La fin de la montée est en pente toute douce, on voit le col devant nous, et le vent souffle très fort. Mes quadriceps sont en compote, et la perspective de la longue descente qui m'attend juste après et devrait me réjouir a plutôt tendance à m'effrayer. Je ne sais pas comment je vais pouvoir tenir le(s) choc(s).Le vent souffle de plus en plus fort, heureusement car il est fait bien chaud, et ça fait du bien d'avoir un peu d'air frais. Par contre de gros nuages commencent à s'amonceler et je repense à certaines prévisions météo qui annonçaient des orages de chaleur l'après-midi : il manquerait plus que ça ! J'espère être redescendue avant.

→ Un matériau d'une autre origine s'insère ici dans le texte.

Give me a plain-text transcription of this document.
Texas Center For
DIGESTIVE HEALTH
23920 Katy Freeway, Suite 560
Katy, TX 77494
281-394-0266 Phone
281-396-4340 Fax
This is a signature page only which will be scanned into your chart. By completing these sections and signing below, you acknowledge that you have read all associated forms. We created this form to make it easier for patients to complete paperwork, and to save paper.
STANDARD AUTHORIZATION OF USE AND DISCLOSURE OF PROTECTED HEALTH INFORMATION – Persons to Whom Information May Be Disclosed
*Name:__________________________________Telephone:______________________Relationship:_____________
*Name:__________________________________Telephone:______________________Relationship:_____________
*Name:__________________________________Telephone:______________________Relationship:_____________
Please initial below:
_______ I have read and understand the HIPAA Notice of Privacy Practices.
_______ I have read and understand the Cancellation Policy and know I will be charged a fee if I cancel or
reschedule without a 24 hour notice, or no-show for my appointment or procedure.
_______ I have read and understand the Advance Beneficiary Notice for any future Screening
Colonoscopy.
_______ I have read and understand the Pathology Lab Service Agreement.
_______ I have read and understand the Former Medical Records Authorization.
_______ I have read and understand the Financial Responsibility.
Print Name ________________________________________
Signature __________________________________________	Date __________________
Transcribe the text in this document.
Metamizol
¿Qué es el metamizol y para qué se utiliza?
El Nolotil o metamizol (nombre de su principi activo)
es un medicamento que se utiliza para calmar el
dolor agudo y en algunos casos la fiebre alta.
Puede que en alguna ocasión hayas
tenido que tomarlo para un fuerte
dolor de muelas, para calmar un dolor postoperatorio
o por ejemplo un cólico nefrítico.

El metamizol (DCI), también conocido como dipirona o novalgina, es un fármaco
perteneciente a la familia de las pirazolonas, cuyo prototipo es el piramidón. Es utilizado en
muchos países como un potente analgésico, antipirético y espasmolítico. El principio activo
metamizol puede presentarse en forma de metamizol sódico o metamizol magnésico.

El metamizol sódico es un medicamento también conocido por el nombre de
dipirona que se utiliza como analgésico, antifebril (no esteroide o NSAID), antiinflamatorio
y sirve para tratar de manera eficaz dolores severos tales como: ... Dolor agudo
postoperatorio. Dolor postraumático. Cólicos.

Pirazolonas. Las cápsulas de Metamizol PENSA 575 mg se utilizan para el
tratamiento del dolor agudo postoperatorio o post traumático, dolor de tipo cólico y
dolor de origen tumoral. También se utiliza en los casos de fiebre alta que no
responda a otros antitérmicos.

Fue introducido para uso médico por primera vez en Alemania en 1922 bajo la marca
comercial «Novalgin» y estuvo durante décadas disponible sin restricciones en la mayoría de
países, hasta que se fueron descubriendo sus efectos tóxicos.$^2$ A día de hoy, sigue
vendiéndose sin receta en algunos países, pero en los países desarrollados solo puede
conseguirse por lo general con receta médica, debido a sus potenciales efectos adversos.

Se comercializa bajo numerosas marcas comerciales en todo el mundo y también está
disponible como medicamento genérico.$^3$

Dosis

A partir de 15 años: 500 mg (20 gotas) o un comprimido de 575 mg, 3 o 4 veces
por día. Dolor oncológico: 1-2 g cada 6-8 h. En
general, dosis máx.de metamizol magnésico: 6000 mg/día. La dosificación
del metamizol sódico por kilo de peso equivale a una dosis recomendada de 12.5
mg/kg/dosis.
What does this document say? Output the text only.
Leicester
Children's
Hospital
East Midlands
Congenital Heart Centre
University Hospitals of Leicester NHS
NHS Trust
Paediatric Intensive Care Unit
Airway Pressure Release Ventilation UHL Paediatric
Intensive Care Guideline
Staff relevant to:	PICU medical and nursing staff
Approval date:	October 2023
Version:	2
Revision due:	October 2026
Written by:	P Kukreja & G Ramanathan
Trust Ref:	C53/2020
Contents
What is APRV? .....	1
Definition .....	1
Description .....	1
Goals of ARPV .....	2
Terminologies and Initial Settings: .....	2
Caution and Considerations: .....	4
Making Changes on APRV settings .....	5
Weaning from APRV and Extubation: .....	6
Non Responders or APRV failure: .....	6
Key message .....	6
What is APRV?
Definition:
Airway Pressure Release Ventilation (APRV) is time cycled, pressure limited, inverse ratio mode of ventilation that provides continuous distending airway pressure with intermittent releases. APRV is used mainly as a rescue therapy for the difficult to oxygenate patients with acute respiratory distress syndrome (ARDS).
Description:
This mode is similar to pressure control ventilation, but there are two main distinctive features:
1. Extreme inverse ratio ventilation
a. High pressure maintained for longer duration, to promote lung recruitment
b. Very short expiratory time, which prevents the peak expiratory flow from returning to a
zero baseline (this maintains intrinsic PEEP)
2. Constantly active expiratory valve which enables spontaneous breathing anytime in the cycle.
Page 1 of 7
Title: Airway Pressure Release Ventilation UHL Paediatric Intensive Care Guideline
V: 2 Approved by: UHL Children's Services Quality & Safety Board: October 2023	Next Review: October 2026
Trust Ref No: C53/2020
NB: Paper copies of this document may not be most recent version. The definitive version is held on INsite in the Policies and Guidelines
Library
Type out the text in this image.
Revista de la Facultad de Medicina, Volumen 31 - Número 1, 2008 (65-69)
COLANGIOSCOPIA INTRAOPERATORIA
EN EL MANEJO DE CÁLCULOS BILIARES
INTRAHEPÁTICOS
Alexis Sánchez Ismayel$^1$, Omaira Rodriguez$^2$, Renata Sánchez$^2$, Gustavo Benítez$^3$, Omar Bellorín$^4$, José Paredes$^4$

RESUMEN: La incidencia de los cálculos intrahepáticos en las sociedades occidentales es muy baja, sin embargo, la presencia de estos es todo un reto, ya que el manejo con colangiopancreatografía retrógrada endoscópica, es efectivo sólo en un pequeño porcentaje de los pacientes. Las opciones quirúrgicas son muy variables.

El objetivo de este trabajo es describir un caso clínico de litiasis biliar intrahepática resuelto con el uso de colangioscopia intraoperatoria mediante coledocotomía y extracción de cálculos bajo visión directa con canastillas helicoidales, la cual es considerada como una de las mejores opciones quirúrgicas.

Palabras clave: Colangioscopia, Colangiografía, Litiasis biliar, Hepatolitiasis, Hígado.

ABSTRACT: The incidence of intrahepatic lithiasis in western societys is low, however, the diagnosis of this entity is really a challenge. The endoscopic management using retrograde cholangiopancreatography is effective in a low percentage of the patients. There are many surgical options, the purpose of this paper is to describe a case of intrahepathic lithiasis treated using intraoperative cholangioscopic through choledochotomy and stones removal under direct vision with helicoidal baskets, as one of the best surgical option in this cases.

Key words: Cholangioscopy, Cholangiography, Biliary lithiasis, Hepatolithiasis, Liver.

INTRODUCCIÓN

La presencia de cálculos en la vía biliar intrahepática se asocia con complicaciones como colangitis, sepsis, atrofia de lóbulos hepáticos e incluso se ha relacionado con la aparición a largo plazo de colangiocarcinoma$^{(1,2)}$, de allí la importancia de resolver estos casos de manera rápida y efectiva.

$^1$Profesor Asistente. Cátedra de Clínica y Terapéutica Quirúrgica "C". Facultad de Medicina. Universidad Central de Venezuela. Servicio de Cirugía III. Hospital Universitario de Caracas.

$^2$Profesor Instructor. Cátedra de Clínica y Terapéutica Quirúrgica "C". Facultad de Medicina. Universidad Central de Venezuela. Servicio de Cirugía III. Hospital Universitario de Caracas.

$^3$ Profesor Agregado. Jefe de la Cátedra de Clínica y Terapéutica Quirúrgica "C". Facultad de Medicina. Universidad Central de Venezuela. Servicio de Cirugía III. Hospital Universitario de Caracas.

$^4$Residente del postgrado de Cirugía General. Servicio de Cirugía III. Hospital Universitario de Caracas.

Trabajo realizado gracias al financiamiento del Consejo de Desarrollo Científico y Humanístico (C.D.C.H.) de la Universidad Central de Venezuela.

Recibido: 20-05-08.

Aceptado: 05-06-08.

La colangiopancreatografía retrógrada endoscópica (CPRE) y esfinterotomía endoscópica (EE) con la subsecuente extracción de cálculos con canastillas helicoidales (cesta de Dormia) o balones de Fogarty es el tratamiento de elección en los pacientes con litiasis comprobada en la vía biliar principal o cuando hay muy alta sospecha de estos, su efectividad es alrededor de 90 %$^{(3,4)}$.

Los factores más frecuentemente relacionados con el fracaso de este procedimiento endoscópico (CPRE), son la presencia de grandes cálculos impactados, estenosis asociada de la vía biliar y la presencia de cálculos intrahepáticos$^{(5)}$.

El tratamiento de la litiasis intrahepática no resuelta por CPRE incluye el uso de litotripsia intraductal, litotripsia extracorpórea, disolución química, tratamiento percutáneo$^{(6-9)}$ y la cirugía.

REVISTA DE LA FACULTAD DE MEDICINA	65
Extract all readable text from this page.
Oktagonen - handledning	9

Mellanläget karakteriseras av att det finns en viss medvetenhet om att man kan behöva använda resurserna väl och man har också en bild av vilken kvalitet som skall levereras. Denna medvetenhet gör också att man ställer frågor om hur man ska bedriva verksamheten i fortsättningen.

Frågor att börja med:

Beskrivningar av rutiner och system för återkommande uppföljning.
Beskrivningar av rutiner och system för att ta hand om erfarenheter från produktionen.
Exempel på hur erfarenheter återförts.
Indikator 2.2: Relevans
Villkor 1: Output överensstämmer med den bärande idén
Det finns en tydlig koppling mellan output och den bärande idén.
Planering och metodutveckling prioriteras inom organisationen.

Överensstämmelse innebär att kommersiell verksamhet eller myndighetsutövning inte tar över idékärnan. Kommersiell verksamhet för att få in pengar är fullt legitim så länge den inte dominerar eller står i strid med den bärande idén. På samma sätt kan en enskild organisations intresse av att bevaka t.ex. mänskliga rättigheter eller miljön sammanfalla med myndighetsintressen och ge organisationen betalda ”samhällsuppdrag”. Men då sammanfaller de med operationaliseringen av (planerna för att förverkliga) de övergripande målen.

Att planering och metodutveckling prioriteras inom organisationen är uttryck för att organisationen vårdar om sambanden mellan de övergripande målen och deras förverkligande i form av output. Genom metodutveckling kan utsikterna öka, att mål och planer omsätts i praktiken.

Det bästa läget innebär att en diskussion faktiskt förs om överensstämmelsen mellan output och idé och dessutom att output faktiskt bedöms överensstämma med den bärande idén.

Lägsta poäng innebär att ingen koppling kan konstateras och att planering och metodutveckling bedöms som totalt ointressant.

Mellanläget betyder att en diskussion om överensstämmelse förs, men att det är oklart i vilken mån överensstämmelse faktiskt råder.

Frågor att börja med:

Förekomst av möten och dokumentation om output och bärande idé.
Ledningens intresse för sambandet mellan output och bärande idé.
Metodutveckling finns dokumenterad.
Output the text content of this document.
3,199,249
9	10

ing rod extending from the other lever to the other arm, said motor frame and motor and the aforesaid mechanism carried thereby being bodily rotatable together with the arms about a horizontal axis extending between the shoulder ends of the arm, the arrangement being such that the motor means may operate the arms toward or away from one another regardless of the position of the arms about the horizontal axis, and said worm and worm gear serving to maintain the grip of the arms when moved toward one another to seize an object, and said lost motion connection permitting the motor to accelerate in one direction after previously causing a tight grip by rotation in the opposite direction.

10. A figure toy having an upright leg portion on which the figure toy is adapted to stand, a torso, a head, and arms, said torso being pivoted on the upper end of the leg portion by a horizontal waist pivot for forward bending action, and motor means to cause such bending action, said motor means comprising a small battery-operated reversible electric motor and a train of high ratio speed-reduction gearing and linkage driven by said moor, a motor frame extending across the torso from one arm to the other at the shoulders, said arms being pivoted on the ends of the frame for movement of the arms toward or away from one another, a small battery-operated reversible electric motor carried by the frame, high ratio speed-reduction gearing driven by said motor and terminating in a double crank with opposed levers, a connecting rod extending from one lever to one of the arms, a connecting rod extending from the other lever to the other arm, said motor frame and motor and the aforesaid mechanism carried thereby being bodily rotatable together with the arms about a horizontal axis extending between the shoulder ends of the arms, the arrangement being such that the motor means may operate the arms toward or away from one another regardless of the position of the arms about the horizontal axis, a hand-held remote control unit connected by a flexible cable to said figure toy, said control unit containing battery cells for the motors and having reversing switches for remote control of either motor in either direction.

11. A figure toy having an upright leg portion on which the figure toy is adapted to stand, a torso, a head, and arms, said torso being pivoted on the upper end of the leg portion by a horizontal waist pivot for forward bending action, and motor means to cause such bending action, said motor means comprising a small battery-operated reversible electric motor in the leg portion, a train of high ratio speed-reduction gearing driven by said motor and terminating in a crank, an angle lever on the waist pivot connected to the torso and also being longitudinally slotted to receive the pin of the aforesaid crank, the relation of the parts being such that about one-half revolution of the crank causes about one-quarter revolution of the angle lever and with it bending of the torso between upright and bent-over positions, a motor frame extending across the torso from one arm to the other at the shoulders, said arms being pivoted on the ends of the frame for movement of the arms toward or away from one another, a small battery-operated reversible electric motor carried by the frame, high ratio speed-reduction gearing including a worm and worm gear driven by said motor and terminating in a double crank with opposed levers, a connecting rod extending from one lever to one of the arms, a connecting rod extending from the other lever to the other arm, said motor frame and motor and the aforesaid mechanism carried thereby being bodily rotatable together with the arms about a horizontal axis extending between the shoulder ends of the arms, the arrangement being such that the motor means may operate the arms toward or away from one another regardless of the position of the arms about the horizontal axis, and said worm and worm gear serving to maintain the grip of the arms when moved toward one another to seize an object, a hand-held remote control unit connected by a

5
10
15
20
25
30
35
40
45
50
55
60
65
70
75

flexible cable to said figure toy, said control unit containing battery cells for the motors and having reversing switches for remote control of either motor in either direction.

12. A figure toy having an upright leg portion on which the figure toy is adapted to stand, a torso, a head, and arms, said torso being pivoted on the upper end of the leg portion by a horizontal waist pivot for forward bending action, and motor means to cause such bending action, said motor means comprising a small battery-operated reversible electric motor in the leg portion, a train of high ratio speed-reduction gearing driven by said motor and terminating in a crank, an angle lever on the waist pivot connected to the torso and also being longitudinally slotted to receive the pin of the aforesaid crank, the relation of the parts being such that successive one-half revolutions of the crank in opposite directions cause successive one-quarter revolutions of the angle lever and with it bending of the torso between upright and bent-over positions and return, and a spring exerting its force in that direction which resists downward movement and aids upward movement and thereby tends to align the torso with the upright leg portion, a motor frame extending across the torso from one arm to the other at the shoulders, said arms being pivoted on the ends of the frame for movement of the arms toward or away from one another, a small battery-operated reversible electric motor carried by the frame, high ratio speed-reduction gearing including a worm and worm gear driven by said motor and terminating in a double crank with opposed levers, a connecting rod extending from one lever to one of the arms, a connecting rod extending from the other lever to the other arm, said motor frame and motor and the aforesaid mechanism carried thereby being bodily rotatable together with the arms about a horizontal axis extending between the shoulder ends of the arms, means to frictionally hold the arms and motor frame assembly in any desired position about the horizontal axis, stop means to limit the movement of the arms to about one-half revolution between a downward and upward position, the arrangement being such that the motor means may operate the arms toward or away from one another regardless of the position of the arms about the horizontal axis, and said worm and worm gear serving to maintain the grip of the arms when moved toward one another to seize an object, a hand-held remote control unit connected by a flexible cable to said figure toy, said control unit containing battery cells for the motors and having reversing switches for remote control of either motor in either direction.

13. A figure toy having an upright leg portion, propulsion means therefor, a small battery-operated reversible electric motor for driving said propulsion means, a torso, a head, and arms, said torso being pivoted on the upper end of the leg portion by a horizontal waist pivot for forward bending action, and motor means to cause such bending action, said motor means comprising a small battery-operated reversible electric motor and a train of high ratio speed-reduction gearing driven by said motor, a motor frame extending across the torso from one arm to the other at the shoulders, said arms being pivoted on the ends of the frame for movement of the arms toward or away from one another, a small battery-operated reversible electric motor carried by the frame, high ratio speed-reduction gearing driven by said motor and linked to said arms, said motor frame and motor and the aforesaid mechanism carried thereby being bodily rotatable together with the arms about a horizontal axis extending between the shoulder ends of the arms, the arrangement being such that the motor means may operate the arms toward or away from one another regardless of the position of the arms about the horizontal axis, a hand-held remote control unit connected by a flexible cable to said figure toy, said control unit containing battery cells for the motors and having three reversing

Je progresse en regardant les mètres d'altitude défiler (lentement) sur ma montre. Tant et si bien qu'il faudra qu'un coureur en me doublant m'annonce qu'on est presque arrivés pour que je lève la tête et voie effectivement le col juste au-dessus de nous ! Moi qui croyais qu'il restait encore plus de 300m de déniv, je suis soulagée !
Grand Col Ferret - sommet - 15h17
Sur la fin en pente douce je me rappelle le gentil randonneur suisse qui m'avait encouragée ici l'an dernier. Personne cette année. En haut ça souffle vraiment et après avoir eu bien chaud et bien transpiré dans la montée, il faut vite redescendre pour ne pas se refroidir. Juste le temps de poser pour une photo souvenir, et c'est reparti dans la descente.
Descente en Suisse - La Peule et La Fouly
Mais ça va s'annoncer plus difficile que prévu. Mes jambes sont complètement tétanisées et refusent catégoriquement de passer en mode descente...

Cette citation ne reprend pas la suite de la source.